The use_bindgen Feature Flag

By default, drm-sys ships with pre-generated bindings that are bundled inside the crate source. These cover all stable DRM UAPI definitions up to the kernel version targeted at release time and require no additional build tooling. If you need bindings generated from your system’s installed DRM headers — for example, because you are targeting a very recent kernel with new DRM features not covered by the bundled headers — you can enable the use_bindgen feature:
[dependencies]
drm = { version = "0.15", features = ["use_bindgen"] }
This propagates the feature flag through the dependency chain (drmdrm-ffidrm-sys), which causes drm-sys’s build script to invoke bindgen against the DRM headers found via pkg-config on the host system. The bindgen and pkg-config crates are pulled in automatically as build dependencies when the feature is active.
Most users do not need use_bindgen. The pre-generated bindings bundled with drm-sys cover all stable, public DRM UAPI interfaces. Enable use_bindgen only if you are working with an experimental kernel feature or a very new driver that exposes structures not yet present in the bundled headers.

When to Use use_bindgen

SituationRecommendation
Standard desktop or embedded Linux projectUse the default (pre-generated) bindings
Targeting a kernel newer than the bundled headersEnable use_bindgen
CI running on a minimal environment without DRM headersUse the default; avoid use_bindgen
Contributing to drm-rs itself and updating headersUse update_bindings feature in drm-sys directly

Minimum Supported Rust Version (MSRV)

drm-rs requires Rust 1.70 or newer. This version is specified in the rust-version field of each crate’s Cargo.toml. If your toolchain is older, update it with:
rustup update stable

Platform Requirements

drm-rs is designed for operating systems that expose the DRM subsystem:
  • Linux — Primary and fully supported platform.
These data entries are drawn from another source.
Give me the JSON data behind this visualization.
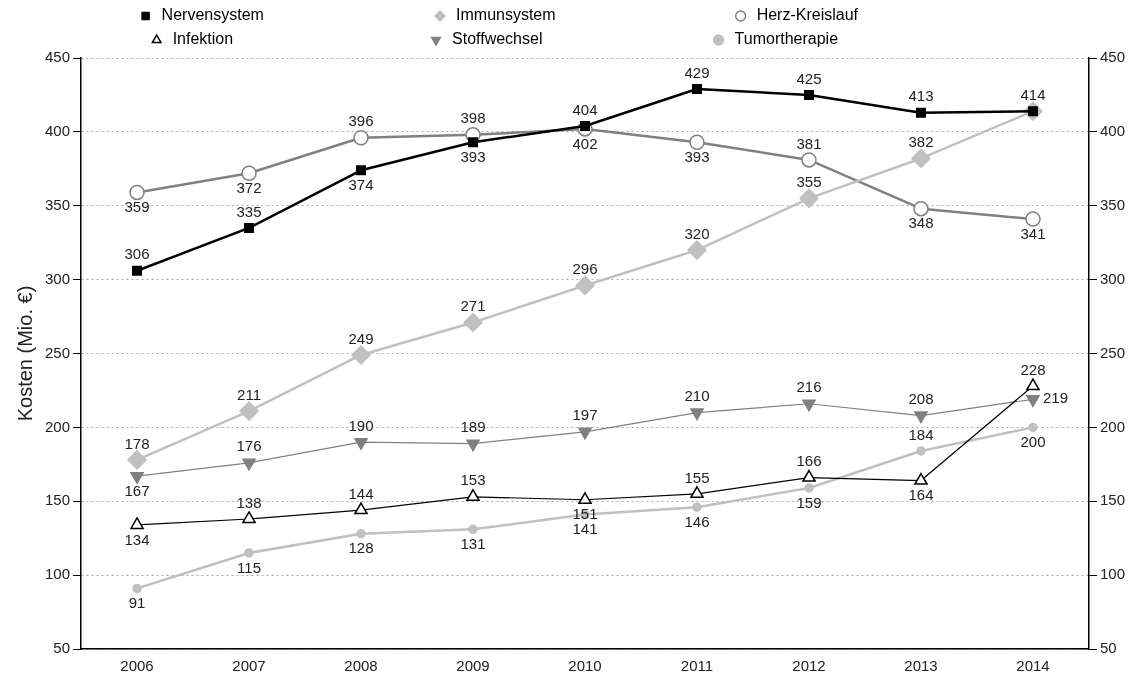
{
  "chart_data": {
    "type": "line",
    "ylabel": "Kosten (Mio. €)",
    "categories": [
      "2006",
      "2007",
      "2008",
      "2009",
      "2010",
      "2011",
      "2012",
      "2013",
      "2014"
    ],
    "series": [
      {
        "name": "Nervensystem",
        "color": "#000000",
        "marker": "square",
        "values": [
          306,
          335,
          374,
          393,
          404,
          429,
          425,
          413,
          414
        ]
      },
      {
        "name": "Immunsystem",
        "color": "#c0c0c0",
        "marker": "diamond",
        "values": [
          178,
          211,
          249,
          271,
          296,
          320,
          355,
          382,
          414
        ],
        "value_labels": [
          "178",
          "211",
          "249",
          "271",
          "296",
          "320",
          "355",
          "382",
          null
        ]
      },
      {
        "name": "Herz-Kreislauf",
        "color": "#808080",
        "marker": "circle",
        "values": [
          359,
          372,
          396,
          398,
          402,
          393,
          381,
          348,
          341
        ]
      },
      {
        "name": "Infektion",
        "color": "#000000",
        "marker": "triangle",
        "values": [
          134,
          138,
          144,
          153,
          151,
          155,
          166,
          164,
          228
        ]
      },
      {
        "name": "Stoffwechsel",
        "color": "#808080",
        "marker": "triangle",
        "values": [
          167,
          176,
          190,
          189,
          197,
          210,
          216,
          208,
          219
        ]
      },
      {
        "name": "Tumortherapie",
        "color": "#c0c0c0",
        "marker": "circle",
        "values": [
          91,
          115,
          128,
          131,
          141,
          146,
          159,
          184,
          200
        ]
      }
    ],
    "ylim": [
      50,
      450
    ],
    "yticks": [
      50,
      100,
      150,
      200,
      250,
      300,
      350,
      400,
      450
    ],
    "y2lim": [
      50,
      450
    ],
    "y2ticks": [
      50,
      100,
      150,
      200,
      250,
      300,
      350,
      400,
      450
    ],
    "grid": "y",
    "legend": "top",
    "data_labels": true,
    "line_style": "solid"
  }
}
Device nodes are located at /dev/dri/card* (primary nodes) and /dev/dri/renderD* (render nodes).
  • FreeBSD — Supported. The DRM subsystem is available and exposes compatible device nodes.
  • DragonFly BSD — Supported. Requires the drm-kmod package to be installed.
macOS and Windows are not supported. The DRM subsystem is a Unix kernel feature and has no equivalent on those platforms. Cross-compilation targeting Linux from macOS is possible for building the binary, but you cannot run or test it without a Linux (or BSD) host with actual /dev/dri device nodes.
Your process also needs sufficient permissions to open the device node. On most Linux distributions, /dev/dri/card0 is owned by root and the video group. Add your user to the video group, or use a seat manager such as logind or seatd that can hand you an already-opened file descriptor.